Chess Players: The Need To Feed The Brain During Tournaments

In a game of chess, since the brain is the main organ that is used, it must of course also be “fed” with oxygen and energy. A professional or just a novice taking online chess lessons for beginners, chess players should be aware that the brain needs energy to properly function. No wonder many players suffer from lack of concentration as soon as there is too little oxygen in the room or as soon as their energy starts to burn out. In this post, let’s take a look at the energy needs of the brain in order to function well in tournaments.

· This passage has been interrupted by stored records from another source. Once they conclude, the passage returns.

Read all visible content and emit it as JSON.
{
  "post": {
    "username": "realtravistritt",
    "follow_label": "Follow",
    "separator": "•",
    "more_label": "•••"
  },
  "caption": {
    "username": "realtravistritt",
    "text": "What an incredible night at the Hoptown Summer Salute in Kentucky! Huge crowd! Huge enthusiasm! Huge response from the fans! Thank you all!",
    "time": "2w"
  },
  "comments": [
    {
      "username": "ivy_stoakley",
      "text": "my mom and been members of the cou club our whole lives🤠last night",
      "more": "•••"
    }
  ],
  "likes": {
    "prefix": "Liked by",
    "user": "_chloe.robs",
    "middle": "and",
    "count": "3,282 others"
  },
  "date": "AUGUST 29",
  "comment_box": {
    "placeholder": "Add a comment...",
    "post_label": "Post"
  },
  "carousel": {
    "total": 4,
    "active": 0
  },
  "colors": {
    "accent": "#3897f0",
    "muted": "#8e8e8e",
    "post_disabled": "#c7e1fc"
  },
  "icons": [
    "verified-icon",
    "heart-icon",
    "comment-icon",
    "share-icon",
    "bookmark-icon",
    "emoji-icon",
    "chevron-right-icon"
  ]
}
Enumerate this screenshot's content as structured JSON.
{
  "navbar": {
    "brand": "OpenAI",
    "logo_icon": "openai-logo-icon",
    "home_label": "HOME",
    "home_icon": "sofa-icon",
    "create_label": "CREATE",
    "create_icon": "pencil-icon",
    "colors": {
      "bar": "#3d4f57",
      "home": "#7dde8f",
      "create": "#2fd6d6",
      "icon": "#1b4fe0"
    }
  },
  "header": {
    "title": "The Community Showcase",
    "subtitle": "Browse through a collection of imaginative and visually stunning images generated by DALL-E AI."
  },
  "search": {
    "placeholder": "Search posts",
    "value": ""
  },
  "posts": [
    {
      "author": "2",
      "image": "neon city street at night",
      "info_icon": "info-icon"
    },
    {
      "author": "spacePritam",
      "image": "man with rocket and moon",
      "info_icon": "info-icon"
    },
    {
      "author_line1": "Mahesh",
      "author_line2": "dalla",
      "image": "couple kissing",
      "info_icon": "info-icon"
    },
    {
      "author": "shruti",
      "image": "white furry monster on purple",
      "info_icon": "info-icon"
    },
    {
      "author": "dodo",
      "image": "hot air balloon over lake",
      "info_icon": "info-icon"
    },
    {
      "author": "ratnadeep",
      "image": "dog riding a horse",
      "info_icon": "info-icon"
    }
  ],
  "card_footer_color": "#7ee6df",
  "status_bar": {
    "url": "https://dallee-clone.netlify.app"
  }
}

Game of chess – The brain in action needs carbohydrates for energy

A nutritionist said it was nothing more than glucose, which the brain needs to work at full speed. Glucose (blood sugar), colloquially known as dextrose, is absorbed through food (especially carbohydrate-rich). The hormone insulin regulates the glucose balance, but only on the side. Accordingly, it makes sense that many players treat themselves to a piece of cake or fruit (contains fructose) during a game. The body converts these sugars into glucose.

The brain is responsible for the fact that during a game of chess we get stressed (some more, others less), the heart rate increases and the metabolic rate can multiply. Energy is released, so sugar, and we learn here that dextrose can be a good thing during chess to balance energy needs. But this is only a short-term measure during the game, as the effect quickly dissipates and the body immediately requests new energy. So it is not surprising that the world champion avoids direct sugar intake and prefers more protein-rich energy.

How much glucose or sugary food should a chess player consume during a game to keep the brain’s high energy demands constant?

A game of chess lasts several hours, not to mention the tournaments in which you play double rounds. Chess players have found that it becomes very difficult to concentrate on the game from the fourth hour at the latest because it needs more energy which one can get from carbohydrates.

From a chemical point of view, carbohydrates are just chains of sugar molecules. Above all, they supply our muscles with the necessary energy. In the muscle cells, certain enzymes combine sugar with oxygen. It is “burned” to a certain extent and energy is thus generated. The body first accesses the sugar circulating in the blood, and later, with greater exertion, the sugar stores in the muscles or liver.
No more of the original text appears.